Hi there! Today I’m sharing a review for a new contemporary M/M romance from Keira Andrews. You know I’ve enjoyed her books about gay Amish love (A FORBIDDEN RUMSPINGA, A CLEAN BREAK, and A WAY HOME) and epidemic disaster survival (KICK AT THE DARKNESS) so I had to get her latest release. BEYOND THE SEA is a fascinating story of survival and love that develops when one least expects it.
About the book:
Even if it means quitting their boy band mid-tour, Troy Tanner isn’t going to watch his little brother snort his future away after addiction destroyed their father. On a private jet taking him home from Australia, he and pilot Brian Sinclair soar above the vast South Pacific. Brian lost his passion for flying—and joy in life—after a traumatic crash, but now he and Troy must fight to survive when a cyclone strikes without warning.
Marooned a thousand miles from civilization, the turquoise water and white sand beach look like paradise. But although they can fish and make fire, the smallest infection or bacteria could be deadly. When the days turn into weeks with no sign of rescue, Troy and Brian grow closer, and friendship deepens into desire.
As they learn sexuality is about more than straight or gay and discover their true selves, the world they’ve built together is thrown into chaos. If Troy and Brian make it off the island, can their love endure?
Troy is a member of a boy band fleeing his drug abusing bandmate/brother Tyson after learning his bro’s on heroin. Brian is the co-pilot on the long range charter flight to bring Troy from Australia to LA.
The plane crashes, killing the pilot, leaving Brian and Troy marooned on a desert isle in the uninhabited atolls of the south Pacific. They are lucky to have survived, and to find nourishment on the island. They set to work surviving, in the hope of being found. They bond. Slowly, Troy–the sunny optimist–begins to realize what Brian has known all along…a rescue is unlikely, and less likely with every passing day. It’s a hard truth to own, as Troy feels terribly guilty for chartering the plane.

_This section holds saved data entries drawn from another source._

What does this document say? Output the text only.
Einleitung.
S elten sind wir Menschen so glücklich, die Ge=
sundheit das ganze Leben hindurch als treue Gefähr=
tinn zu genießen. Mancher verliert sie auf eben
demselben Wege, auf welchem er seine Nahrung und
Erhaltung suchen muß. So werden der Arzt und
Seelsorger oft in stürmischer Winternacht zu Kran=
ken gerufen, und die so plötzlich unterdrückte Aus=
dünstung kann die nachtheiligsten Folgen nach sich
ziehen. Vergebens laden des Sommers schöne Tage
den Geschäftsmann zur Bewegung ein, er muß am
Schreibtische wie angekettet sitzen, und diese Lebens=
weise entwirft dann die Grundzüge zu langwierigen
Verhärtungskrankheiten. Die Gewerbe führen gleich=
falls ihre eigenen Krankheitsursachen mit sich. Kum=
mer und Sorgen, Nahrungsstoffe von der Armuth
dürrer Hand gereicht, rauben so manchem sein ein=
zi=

He agonizes over Tyson’s well-being, and he’s lonely. He is used to never truly being alone, and this isolation with Brian is both a comfort and a curse. He’s held tight to some very ugly secrets and this connection to Brian–as the closest confidante he’s ever had–is confusing for him. He admires Brian, and this admiration leads to feelings of intimacy that he questions, a bit.
Brian, for his part, is overwhelmed by loss. This was not his first plane crash and he never anticipated surviving another. He’s stunned at how well Troy takes to marooned life. He’d expected a diva, and he’s pleasantly surprised at Troy’s unfailing strength and constantly upbeat nature. As an introvert, Brian needs some alone time, and soon recognizes that he looks forward to seeing Troy more and more. His usual erotic fantasies aren’t cutting it, not when Troy’s image intervenes. This is troubling to Brian, but not too much. Troy is the closest friend he’s had in…ever? He’s sexually frustrated, but that’s a small issue. Brian had closed himself off to his friendships a few years before and his forced occupation with Troy opens wounds he’d thought healed. Together, Troy and Brian find companionship and connection they hadn’t experienced, and it’s great for them. It leads to some sexual experimentation, and that helps to bond them closer.
I totally enjoyed this book. I was so captivated by the survival aspects and how these guys made it work. There are really harrowing bits, from the crash to the establishment of shelter, and the creepy-crawlies in the jungle. I liked how they had to work hard to survive, to some degree. Likewise, their attraction is something the characters work for. They get to know each other. They learn to like each other. They are deeply connected friends before they are anything more. Each man has a bit of a crisis with regard to their developing attraction. At first it’s all: We’re the last two people on the planet, practically, so why should we get bogged in societal norms/issues. They each adjust their hetero minds into a more “bi” space. As they experience more physical intimacy their feelings creep into love–and that’s when it gets a whole lot more complicated.
Whatever people may feel about Gay For You as a trope, I think that there are a lot of people who believe themselves to be bisexual and resist same-sex attraction for myriad reasons. I enjoy stories that have characters make big choices and have big adventures. I enjoy stories that have some logical progression, and I’m rather certain that survivors on a desert isle would likely find physical and emotional solace with each other. Of course, I grew up watching THE BLUE LAGOON on cable TV and, well, two healthy, isolated, straight dudes tentatively getting it on (okay it was some yummy sexytimes!) is nothing compared to two Victorian cousins discovering puberty, love and sexuality together… at least not in my 9 y/o brain.
About the Author:
After writing for years yet never really finding the right inspiration, Keira discovered her voice in gay romance, which has become a passion. She writes contemporary, historical, paranormal and fantasy fiction, and—although she loves delicious angst along the way—Keira firmly believes in happy endings. For as Oscar Wilde once said, “The good ended happily, and the bad unhappily. That is what fiction means.”
Thanks for popping in and keep reading my friends!